Now, let’s go one step further and try to format also decimals. For that, we’ll split a number into dollars (integers) and pennies (two digits after comma, rounded if necessary).
function getDollarsPennies(money::Flt)::Tuple{Int, Int}
@assert money >= 0 "money must be >= 0"
integralPart::Int = floor(Int, money)
decimalPart::Flt = money % 1
return (integralPart, round(Int, decimalPart*100))
end
Once we got it, we will use fmtMoney(n::Int)::Str to format the dollars to which we’ll append the pennies:
function fmtMoney(n::Flt)::Str
@assert n >= 0 "n must be >= 0"
dollars::Int, pennies::Int = getDollarsPennies(n)

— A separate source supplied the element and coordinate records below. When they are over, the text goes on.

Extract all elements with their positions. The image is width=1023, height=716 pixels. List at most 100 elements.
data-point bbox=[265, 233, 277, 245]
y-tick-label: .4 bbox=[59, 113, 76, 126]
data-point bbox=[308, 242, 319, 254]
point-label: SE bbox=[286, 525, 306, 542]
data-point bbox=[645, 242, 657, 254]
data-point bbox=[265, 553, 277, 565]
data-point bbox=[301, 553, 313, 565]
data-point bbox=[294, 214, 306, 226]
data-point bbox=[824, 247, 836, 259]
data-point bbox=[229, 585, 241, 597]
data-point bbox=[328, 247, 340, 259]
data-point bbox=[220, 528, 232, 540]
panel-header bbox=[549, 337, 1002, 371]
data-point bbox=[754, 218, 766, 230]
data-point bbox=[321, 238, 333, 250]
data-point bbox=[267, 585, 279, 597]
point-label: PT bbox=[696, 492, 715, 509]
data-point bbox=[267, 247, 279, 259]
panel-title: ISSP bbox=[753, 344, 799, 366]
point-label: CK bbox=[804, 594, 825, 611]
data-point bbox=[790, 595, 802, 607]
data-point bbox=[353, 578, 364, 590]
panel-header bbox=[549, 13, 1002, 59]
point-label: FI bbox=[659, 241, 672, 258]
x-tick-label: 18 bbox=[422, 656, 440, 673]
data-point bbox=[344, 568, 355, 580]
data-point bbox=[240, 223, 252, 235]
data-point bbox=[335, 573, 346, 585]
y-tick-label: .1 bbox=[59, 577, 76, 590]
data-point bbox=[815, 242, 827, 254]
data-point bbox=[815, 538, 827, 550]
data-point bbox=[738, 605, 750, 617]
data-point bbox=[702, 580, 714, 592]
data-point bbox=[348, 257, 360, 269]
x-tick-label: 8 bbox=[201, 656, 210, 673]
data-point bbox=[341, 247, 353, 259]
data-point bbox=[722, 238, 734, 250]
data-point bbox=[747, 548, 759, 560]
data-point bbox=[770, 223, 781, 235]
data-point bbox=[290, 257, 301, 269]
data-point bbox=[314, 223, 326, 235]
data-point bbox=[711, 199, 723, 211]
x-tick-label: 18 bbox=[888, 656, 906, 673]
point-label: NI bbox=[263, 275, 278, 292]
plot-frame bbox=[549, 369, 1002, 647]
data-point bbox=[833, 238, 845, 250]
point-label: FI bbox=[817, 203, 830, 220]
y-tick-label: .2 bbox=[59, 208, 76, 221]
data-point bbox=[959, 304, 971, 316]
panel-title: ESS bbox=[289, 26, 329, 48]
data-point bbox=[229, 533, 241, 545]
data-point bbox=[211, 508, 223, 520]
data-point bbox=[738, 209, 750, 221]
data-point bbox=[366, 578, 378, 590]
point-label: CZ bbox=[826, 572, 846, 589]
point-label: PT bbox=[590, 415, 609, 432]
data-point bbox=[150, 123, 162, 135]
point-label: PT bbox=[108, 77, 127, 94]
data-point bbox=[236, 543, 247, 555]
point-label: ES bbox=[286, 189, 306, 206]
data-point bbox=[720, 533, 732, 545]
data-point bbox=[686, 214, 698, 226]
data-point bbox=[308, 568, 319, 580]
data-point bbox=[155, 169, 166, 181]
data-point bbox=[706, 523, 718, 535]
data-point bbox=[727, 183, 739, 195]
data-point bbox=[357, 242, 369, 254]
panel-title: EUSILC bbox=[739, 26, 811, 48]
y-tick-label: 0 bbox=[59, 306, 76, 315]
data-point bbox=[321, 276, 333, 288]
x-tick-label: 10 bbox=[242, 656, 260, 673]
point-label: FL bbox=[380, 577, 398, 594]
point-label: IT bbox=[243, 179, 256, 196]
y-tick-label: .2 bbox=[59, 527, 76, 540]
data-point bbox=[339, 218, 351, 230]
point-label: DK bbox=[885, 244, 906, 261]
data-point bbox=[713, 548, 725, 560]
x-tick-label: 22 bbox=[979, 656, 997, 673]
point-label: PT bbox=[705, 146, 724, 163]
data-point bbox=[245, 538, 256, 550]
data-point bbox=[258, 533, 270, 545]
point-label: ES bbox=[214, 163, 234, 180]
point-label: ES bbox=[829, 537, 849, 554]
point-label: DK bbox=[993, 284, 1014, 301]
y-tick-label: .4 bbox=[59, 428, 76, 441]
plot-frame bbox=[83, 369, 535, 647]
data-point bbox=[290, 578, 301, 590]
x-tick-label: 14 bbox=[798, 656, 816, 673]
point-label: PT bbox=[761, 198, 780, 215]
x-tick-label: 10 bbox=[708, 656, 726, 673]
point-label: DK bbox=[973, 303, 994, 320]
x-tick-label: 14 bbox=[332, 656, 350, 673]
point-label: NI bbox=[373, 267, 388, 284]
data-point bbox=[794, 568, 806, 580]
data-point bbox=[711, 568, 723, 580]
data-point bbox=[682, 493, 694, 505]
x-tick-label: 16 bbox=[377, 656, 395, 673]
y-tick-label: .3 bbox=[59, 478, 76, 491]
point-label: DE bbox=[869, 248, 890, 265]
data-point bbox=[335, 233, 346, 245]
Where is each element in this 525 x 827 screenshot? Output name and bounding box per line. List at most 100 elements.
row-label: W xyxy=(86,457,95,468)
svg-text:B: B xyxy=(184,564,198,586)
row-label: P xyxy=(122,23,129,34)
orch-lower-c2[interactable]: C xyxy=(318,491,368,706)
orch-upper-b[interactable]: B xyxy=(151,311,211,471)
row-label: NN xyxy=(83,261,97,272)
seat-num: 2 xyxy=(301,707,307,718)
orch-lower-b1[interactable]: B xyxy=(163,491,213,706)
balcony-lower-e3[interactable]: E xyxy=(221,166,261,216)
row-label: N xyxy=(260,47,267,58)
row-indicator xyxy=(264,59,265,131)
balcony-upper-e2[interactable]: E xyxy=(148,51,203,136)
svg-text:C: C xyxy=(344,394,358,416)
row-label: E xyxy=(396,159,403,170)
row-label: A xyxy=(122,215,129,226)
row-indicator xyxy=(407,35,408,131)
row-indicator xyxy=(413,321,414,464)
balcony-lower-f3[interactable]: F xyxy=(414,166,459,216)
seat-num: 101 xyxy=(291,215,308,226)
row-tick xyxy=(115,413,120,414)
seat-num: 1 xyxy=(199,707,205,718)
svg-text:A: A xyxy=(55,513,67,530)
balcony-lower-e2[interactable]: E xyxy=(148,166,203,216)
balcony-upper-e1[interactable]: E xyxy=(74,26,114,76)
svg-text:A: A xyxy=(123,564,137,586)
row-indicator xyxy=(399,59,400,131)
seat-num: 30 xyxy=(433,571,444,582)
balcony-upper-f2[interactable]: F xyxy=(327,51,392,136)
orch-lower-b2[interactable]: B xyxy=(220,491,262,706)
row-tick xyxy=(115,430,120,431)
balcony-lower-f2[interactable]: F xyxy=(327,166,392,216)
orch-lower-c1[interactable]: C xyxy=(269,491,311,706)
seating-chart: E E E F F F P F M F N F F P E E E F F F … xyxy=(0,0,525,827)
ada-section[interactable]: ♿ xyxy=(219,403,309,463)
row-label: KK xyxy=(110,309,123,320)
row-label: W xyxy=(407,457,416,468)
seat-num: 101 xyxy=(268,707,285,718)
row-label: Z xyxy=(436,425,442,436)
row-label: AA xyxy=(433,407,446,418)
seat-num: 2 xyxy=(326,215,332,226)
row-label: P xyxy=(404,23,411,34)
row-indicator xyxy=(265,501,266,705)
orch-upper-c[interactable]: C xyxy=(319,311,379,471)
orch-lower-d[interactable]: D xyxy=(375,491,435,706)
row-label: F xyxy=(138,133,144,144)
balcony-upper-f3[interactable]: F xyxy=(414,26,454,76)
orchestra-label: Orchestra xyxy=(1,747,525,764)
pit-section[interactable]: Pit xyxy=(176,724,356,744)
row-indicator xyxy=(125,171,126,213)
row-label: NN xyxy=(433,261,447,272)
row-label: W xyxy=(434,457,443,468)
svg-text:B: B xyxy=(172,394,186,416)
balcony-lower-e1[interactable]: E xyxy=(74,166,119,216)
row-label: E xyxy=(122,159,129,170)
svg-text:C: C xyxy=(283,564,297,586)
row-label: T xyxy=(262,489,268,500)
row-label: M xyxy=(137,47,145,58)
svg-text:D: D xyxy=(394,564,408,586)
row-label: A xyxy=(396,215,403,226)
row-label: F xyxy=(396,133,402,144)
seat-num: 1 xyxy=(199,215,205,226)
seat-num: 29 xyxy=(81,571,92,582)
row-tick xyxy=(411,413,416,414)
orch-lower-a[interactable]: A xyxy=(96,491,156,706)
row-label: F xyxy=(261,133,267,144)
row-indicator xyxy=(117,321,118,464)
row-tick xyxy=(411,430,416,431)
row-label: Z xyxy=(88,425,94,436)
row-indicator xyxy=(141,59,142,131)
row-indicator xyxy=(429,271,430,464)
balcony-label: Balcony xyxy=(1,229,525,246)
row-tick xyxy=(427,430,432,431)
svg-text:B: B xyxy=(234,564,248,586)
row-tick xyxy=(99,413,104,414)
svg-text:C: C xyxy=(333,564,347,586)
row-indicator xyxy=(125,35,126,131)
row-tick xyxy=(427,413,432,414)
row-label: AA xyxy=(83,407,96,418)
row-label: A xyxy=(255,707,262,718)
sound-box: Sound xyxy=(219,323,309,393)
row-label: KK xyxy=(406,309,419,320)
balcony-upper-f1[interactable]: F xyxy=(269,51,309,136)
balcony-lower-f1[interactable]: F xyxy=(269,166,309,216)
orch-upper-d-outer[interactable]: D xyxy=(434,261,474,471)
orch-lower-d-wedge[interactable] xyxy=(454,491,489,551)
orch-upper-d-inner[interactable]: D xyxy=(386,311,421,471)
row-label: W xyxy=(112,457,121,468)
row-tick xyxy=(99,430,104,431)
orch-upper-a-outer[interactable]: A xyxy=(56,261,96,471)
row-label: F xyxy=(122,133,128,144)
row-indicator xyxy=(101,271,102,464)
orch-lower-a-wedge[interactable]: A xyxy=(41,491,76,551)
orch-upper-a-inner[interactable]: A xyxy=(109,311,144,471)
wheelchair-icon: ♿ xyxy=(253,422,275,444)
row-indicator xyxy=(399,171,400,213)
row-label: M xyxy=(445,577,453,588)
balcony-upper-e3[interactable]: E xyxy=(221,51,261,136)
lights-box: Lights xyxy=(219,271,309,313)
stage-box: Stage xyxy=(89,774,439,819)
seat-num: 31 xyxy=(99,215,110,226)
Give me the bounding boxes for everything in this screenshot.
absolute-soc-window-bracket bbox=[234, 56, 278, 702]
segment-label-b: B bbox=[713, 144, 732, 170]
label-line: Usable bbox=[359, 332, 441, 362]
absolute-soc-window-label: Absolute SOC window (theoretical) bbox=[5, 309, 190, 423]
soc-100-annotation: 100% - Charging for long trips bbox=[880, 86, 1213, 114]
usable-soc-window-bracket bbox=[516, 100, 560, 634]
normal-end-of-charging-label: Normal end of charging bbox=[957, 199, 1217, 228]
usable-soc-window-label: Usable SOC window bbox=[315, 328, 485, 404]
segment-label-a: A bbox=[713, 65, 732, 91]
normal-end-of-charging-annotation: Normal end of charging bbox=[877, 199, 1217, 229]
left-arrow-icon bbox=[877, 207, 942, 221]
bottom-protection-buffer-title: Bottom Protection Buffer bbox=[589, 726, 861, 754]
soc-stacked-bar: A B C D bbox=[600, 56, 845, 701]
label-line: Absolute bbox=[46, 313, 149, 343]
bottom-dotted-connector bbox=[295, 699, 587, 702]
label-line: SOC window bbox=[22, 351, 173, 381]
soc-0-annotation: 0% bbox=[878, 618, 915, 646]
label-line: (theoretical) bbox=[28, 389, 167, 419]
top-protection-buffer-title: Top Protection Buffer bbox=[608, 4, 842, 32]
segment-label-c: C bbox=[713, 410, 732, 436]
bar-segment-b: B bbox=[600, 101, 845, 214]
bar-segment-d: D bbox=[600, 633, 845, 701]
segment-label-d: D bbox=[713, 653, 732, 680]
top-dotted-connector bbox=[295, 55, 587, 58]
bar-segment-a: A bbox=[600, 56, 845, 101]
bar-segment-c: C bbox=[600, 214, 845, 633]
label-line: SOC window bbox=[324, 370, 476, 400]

result::Str = fmtMoney(dollars)
return string(result, ".", pennies)
end
Time to test it out:
nums = [0, 0.1, 1, 1.2, 12., 12.34, 123.456,
1234, 12345, 12345.67, 123456.7, 1234567.89]
fmtMoney.(nums) .* " USD"
[
"0.0 USD",
"0.10 USD",
"1.0 USD",
"1.20 USD",
"12.0 USD",
"12.34 USD",
"123.46 USD",
"1,234.0 USD",
"12,345.0 USD",
"12,345.67 USD",
"123,456.70 USD",
"1,234,567.89 USD"
]
Looks like we finished the job. Regular expressions are worth learning even at a relatively basic level. Sometimes they can really speed things up or reduce the amount of code.